Employment should take advantage of the individual’s strengths and abilities. Temple Grandin, Ph.D. suggests, “jobs should have a well-defined goal or endpoint, ” and that your “boss must recognize your social limitations.”
In A Parent’s Guide to Asperger Syndrome and High-Functioning Autism, the authors describe three employment possibilities: competitive, supported and secure or sheltered.
Competitive employment is the most independent with no support offered in the work environment. Individuals with AS may be successful in careers that require focus on details but have limited social interaction with colleagues, such as computer sciences, research or library sciences. In supported employment, a system of supports allow individuals to have paid employment in the community, sometimes as part of a mobile crew, other times individually in a job developed for the person. In secure or sheltered employment, an individual is guaranteed a job in a facility-based setting. Individuals in secure settings generally also receive work skills and behavior training while sheltered employment may not provide training that would allow for more independence.
To look for employment, begin by contacting agencies that may be of help such as state employment offices, social services offices, mental health departments, and disability-specific organizations. Find out about special projects in your area and determine the eligibility to participate in these programs. It is important to find employers who are willing to work with people with Asperger’s syndrome.
Whether an adult with Asperger’s syndrome continues to live at home or moves out into the community, will be determined in large part by his/her ability to manage everyday tasks with little or no supervision. For example, can he handle housework, cooking, shopping, and bill paying? Is she able to use public transportation?

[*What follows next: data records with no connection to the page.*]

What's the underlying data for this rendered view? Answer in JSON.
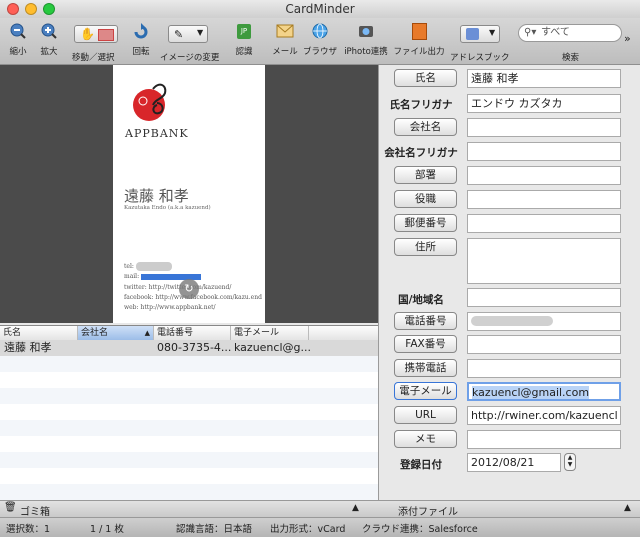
{
  "window": {
    "title": "CardMinder"
  },
  "toolbar": {
    "shrink": "縮小",
    "enlarge": "拡大",
    "move_select": "移動／選択",
    "rotate": "回転",
    "image_change": "イメージの変更",
    "recognize": "認識",
    "mail": "メール",
    "browser": "ブラウザ",
    "iphoto": "iPhoto連携",
    "file_output": "ファイル出力",
    "address_book": "アドレスブック",
    "search_label": "検索",
    "search_placeholder": "すべて"
  },
  "card": {
    "brand": "APPBANK",
    "name": "遠藤 和孝",
    "romaji": "Kazutaka Endo (a.k.a kazuend)",
    "tel_label": "tel:",
    "mail_label": "mail:",
    "twitter": "twitter: http://twitter.com/kazuend/",
    "facebook": "facebook: http://www.facebook.com/kazu.end",
    "web": "web: http://www.appbank.net/"
  },
  "list": {
    "columns": [
      "氏名",
      "会社名",
      "電話番号",
      "電子メール"
    ],
    "rows": [
      {
        "name": "遠藤 和孝",
        "company": "",
        "phone": "080-3735-4...",
        "email": "kazuencl@g..."
      }
    ]
  },
  "bottom": {
    "trash": "ゴミ箱",
    "attachments": "添付ファイル"
  },
  "status": {
    "selection": "選択数：1",
    "page": "1 / 1 枚",
    "language": "認識言語：日本語",
    "output_format": "出力形式：vCard",
    "cloud": "クラウド連携：Salesforce"
  },
  "form": {
    "name_btn": "氏名",
    "name_val": "遠藤 和孝",
    "name_kana_lbl": "氏名フリガナ",
    "name_kana_val": "エンドウ カズタカ",
    "company_btn": "会社名",
    "company_val": "",
    "company_kana_lbl": "会社名フリガナ",
    "company_kana_val": "",
    "dept_btn": "部署",
    "dept_val": "",
    "title_btn": "役職",
    "title_val": "",
    "zip_btn": "郵便番号",
    "zip_val": "",
    "address_btn": "住所",
    "address_val": "",
    "country_lbl": "国/地域名",
    "country_val": "",
    "phone_btn": "電話番号",
    "fax_btn": "FAX番号",
    "fax_val": "",
    "mobile_btn": "携帯電話",
    "mobile_val": "",
    "email_btn": "電子メール",
    "email_val": "kazuencl@gmail.com",
    "url_btn": "URL",
    "url_val": "http://rwiner.com/kazuencl",
    "memo_btn": "メモ",
    "memo_val": "",
    "reg_date_lbl": "登録日付",
    "reg_date_val": "2012/08/21"
  },
  "colors": {
    "selection": "#3875d7",
    "highlight_row": "#d9d9d9",
    "card_bg": "#4b4b4b"
  }
}
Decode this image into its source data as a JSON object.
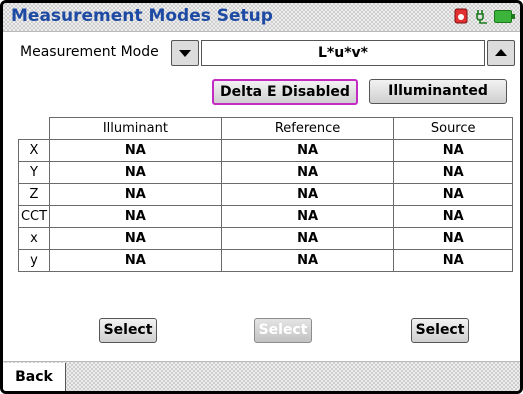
{
  "window": {
    "title": "Measurement Modes Setup"
  },
  "status_icons": [
    "record-icon",
    "plug-icon",
    "battery-icon"
  ],
  "measurement_mode": {
    "label": "Measurement Mode",
    "value": "L*u*v*"
  },
  "buttons": {
    "delta_e": "Delta E Disabled",
    "illuminanted": "Illuminanted",
    "select": "Select",
    "back": "Back"
  },
  "table": {
    "columns": [
      "Illuminant",
      "Reference",
      "Source"
    ],
    "rows": [
      {
        "label": "X",
        "values": [
          "NA",
          "NA",
          "NA"
        ]
      },
      {
        "label": "Y",
        "values": [
          "NA",
          "NA",
          "NA"
        ]
      },
      {
        "label": "Z",
        "values": [
          "NA",
          "NA",
          "NA"
        ]
      },
      {
        "label": "CCT",
        "values": [
          "NA",
          "NA",
          "NA"
        ]
      },
      {
        "label": "x",
        "values": [
          "NA",
          "NA",
          "NA"
        ]
      },
      {
        "label": "y",
        "values": [
          "NA",
          "NA",
          "NA"
        ]
      }
    ]
  },
  "colors": {
    "title": "#1d4aa3",
    "delta_border": "#c42bc4",
    "battery": "#3cb43c",
    "record": "#e23030"
  },
  "select_states": [
    "enabled",
    "disabled",
    "enabled"
  ]
}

Many families prefer to start with some supportive living arrangements and move towards increased independence. Supervised group homes usually serve several individuals with disabilities. They are typically located in residential neighborhoods in an average family home. The homes are staffed by trained professionals who assist residents based on the person’s level of need. Usually the residents have a job, which takes them away from home during the day. A supervised apartment may be suitable for individuals who prefer to live with fewer people, but still require some supervision and assistance. There is usually no daily supervision, but someone comes by several times a week. The residents are responsible for going to work, preparing meals, personal care and housekeeping needs. A supervised apartment setting is a good transition to independent living.
Independent living means just that individuals live in their own apartments or houses and require little, if any, support services from outside agencies. Services may be limited to helping with complex problem-solving issues rather than day-to-day living skills. For instance, some individuals may need assistance with managing money or handling government bureaucracies. It is also important for those living independently to have a “buddy” who lives nearby that can be contacted for support.
Support systems within the community might include bus drivers, waitresses, or coworkers. Many people think of adulthood in terms of getting a job and living in a particular area, but having friends and a sense of belonging in a community are also important. Individuals with Asperger’s Syndrome may need assistance in encouraging friendships and structuring time for special interests. Many of the support systems developed in the early years may continue to be useful.